Students threatened by Christmas?
ACLU warns of lawsuit unless principal censors celebration


Posted: November 21, 2003
1:00 a.m. Eastern


© 2003 WorldNetDaily.com

The Colorado ACLU is threatening to sue a school if the principal refuses to censor Christmas for its students.

In a joint letter with the Anti-Defamation League, the state American Civil Liberties Union alleged "Jewish students no longer feel safe or welcome" at the Elbert County Charter School in Elizabeth, Colo.

The Nov. 10 letter demands Principal Les Gray censor Christmas and insists the school "must take immediate steps to comply with the constitutional separation of church and state."

It insists the school must ban all references to Christmas in its annual holiday program, including secular songs such as "Jingle Bells."

"This is the same old ACLU ploy of fear, intimidation and disinformation," said Barry Arrington, the attorney representing the principal and the school.

Arrington, an ally of the Arizona-based Alliance Defense Fund, said the ACLU's "suggestion is outrageous and inflammatory."

"These scarcely veiled charges of anti-Semitism hurt the innocent and cheapen the painful experiences of those who suffer real bias," he said.

The Colorado ACLU did not return a call from WND seeking comment.

Arrington argues the words "separation of church and state" do not appear in the Constitution.

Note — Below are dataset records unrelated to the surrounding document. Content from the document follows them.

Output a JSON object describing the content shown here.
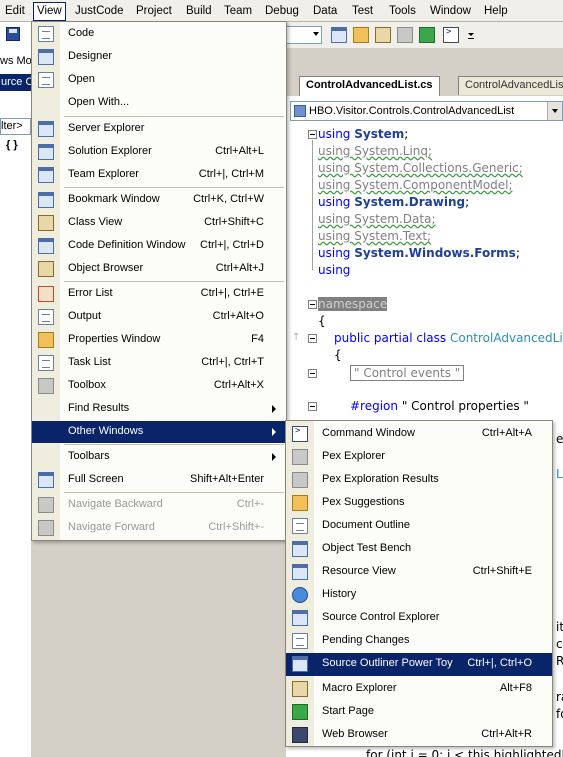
{
  "menubar": {
    "items": [
      "Edit",
      "View",
      "JustCode",
      "Project",
      "Build",
      "Team",
      "Debug",
      "Data",
      "Test",
      "Tools",
      "Window",
      "Help"
    ],
    "active": "View"
  },
  "left_panel": {
    "line1": "ws Mo",
    "line2": "urce O",
    "filter": "lter>",
    "braces": "{ }"
  },
  "editor": {
    "tabs": [
      "ControlAdvancedList.cs",
      "ControlAdvancedList"
    ],
    "nav_combo": "HBO.Visitor.Controls.ControlAdvancedList",
    "code_lines": {
      "using1_kw": "using",
      "using1_ns": "System",
      "using1_end": ";",
      "using2": "using System.Linq;",
      "using3": "using System.Collections.Generic;",
      "using4": "using System.ComponentModel;",
      "using5_kw": "using",
      "using5_ns": "System.Drawing",
      "using5_end": ";",
      "using6": "using System.Data;",
      "using7": "using System.Text;",
      "using8_kw": "using",
      "using8_ns": "System.Windows.Forms",
      "using8_end": ";",
      "using9": "using",
      "namespace": "namespace",
      "brace_open": "{",
      "class_kw": "public partial class",
      "class_name": "ControlAdvancedList",
      "brace_open2": "{",
      "region1": "\" Control events \"",
      "region2_kw": "#region",
      "region2_name": "\" Control properties \""
    },
    "code_fragments": {
      "f1": "et",
      "f2": "Li",
      "f3": "it",
      "f4": "ce",
      "f5": "R",
      "f6": "ra",
      "f7": "fo",
      "bottom": "for (int i = 0; i < this.highlightedIte"
    }
  },
  "view_menu": {
    "items": [
      {
        "label": "Code",
        "shortcut": "",
        "icon": "code-icon"
      },
      {
        "label": "Designer",
        "shortcut": "",
        "icon": "designer-icon"
      },
      {
        "label": "Open",
        "shortcut": "",
        "icon": "open-icon"
      },
      {
        "label": "Open With...",
        "shortcut": "",
        "icon": ""
      },
      {
        "label": "Server Explorer",
        "shortcut": "",
        "icon": "server-explorer-icon"
      },
      {
        "label": "Solution Explorer",
        "shortcut": "Ctrl+Alt+L",
        "icon": "solution-explorer-icon"
      },
      {
        "label": "Team Explorer",
        "shortcut": "Ctrl+|, Ctrl+M",
        "icon": "team-explorer-icon"
      },
      {
        "label": "Bookmark Window",
        "shortcut": "Ctrl+K, Ctrl+W",
        "icon": "bookmark-window-icon"
      },
      {
        "label": "Class View",
        "shortcut": "Ctrl+Shift+C",
        "icon": "class-view-icon"
      },
      {
        "label": "Code Definition Window",
        "shortcut": "Ctrl+|, Ctrl+D",
        "icon": "code-definition-icon"
      },
      {
        "label": "Object Browser",
        "shortcut": "Ctrl+Alt+J",
        "icon": "object-browser-icon"
      },
      {
        "label": "Error List",
        "shortcut": "Ctrl+|, Ctrl+E",
        "icon": "error-list-icon"
      },
      {
        "label": "Output",
        "shortcut": "Ctrl+Alt+O",
        "icon": "output-icon"
      },
      {
        "label": "Properties Window",
        "shortcut": "F4",
        "icon": "properties-icon"
      },
      {
        "label": "Task List",
        "shortcut": "Ctrl+|, Ctrl+T",
        "icon": "task-list-icon"
      },
      {
        "label": "Toolbox",
        "shortcut": "Ctrl+Alt+X",
        "icon": "toolbox-icon"
      },
      {
        "label": "Find Results",
        "shortcut": "",
        "icon": ""
      },
      {
        "label": "Other Windows",
        "shortcut": "",
        "icon": ""
      },
      {
        "label": "Toolbars",
        "shortcut": "",
        "icon": ""
      },
      {
        "label": "Full Screen",
        "shortcut": "Shift+Alt+Enter",
        "icon": "full-screen-icon"
      },
      {
        "label": "Navigate Backward",
        "shortcut": "Ctrl+-",
        "icon": "navigate-backward-icon"
      },
      {
        "label": "Navigate Forward",
        "shortcut": "Ctrl+Shift+-",
        "icon": "navigate-forward-icon"
      }
    ]
  },
  "other_windows_menu": {
    "items": [
      {
        "label": "Command Window",
        "shortcut": "Ctrl+Alt+A",
        "icon": "command-window-icon"
      },
      {
        "label": "Pex Explorer",
        "shortcut": "",
        "icon": "pex-explorer-icon"
      },
      {
        "label": "Pex Exploration Results",
        "shortcut": "",
        "icon": "pex-results-icon"
      },
      {
        "label": "Pex Suggestions",
        "shortcut": "",
        "icon": "pex-suggestions-icon"
      },
      {
        "label": "Document Outline",
        "shortcut": "",
        "icon": "document-outline-icon"
      },
      {
        "label": "Object Test Bench",
        "shortcut": "",
        "icon": "object-test-bench-icon"
      },
      {
        "label": "Resource View",
        "shortcut": "Ctrl+Shift+E",
        "icon": "resource-view-icon"
      },
      {
        "label": "History",
        "shortcut": "",
        "icon": "history-icon"
      },
      {
        "label": "Source Control Explorer",
        "shortcut": "",
        "icon": "source-control-icon"
      },
      {
        "label": "Pending Changes",
        "shortcut": "",
        "icon": "pending-changes-icon"
      },
      {
        "label": "Source Outliner Power Toy",
        "shortcut": "Ctrl+|, Ctrl+O",
        "icon": "source-outliner-icon"
      },
      {
        "label": "Macro Explorer",
        "shortcut": "Alt+F8",
        "icon": "macro-explorer-icon"
      },
      {
        "label": "Start Page",
        "shortcut": "",
        "icon": "start-page-icon"
      },
      {
        "label": "Web Browser",
        "shortcut": "Ctrl+Alt+R",
        "icon": "web-browser-icon"
      }
    ]
  },
  "colors": {
    "highlight": "#0a246a",
    "keyword": "#0000ff",
    "type": "#2b91af",
    "menu_gutter": "#efedde"
  }
}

"The truth is that no court has ever ruled that public schools must ban the singing of religious Christmas carols, and no court has ever held that celebrating Thanksgiving and Christmas as religious holidays requires recognition of all other religious holidays," he said. "The ACLU has a different vision for America and a different vision for Colorado than our founding fathers."

One family reportedly withdrew its children from the school because of Gray's refusal to censor Christmas. However, during a goodbye party, Arrington noted, one of the children took a piece of cake to the principal as a friendly gesture.

"That shows how 'unsafe' this child felt in the school," Arrington said. "This isn't about 'safety,' it's about extremist political views. How tragic that these organizations would use children as pawns in their political game."

A leading Jewish voice, Rabbi Daniel Lapin, president of Toward Tradition, said he is deeply disappointed at the Anti-Defamation League's role in the matter.

"The ACLU is already notorious for its rabid hostility toward America's Judeo-Christian tradition, but the Anti-Defamation League, originally founded to defend Jews, should know better" said Lapin, whose group is the nation's largest for building bridges between Jews and Christians.

The Anti-Defamation League, he said, has "defected from its original worthy mission and is now shamefully collaborating with secular fundamentalists."

"Almost all Jews recognize that America's Christian heritage is the main reason our country is not infected with the scourge of anti-Semitism seen in post-Christian Europe," Lapin said. "Most Jews resent the League's embarrassing and cynical attempt to shatter the atmosphere of mutual respect that has long characterized relations between America's Jews and Christians."

The Anti-Defamation's actions, he said, show it to have become "pitifully out of touch with reality" and "an obsolete relic in the Jewish community."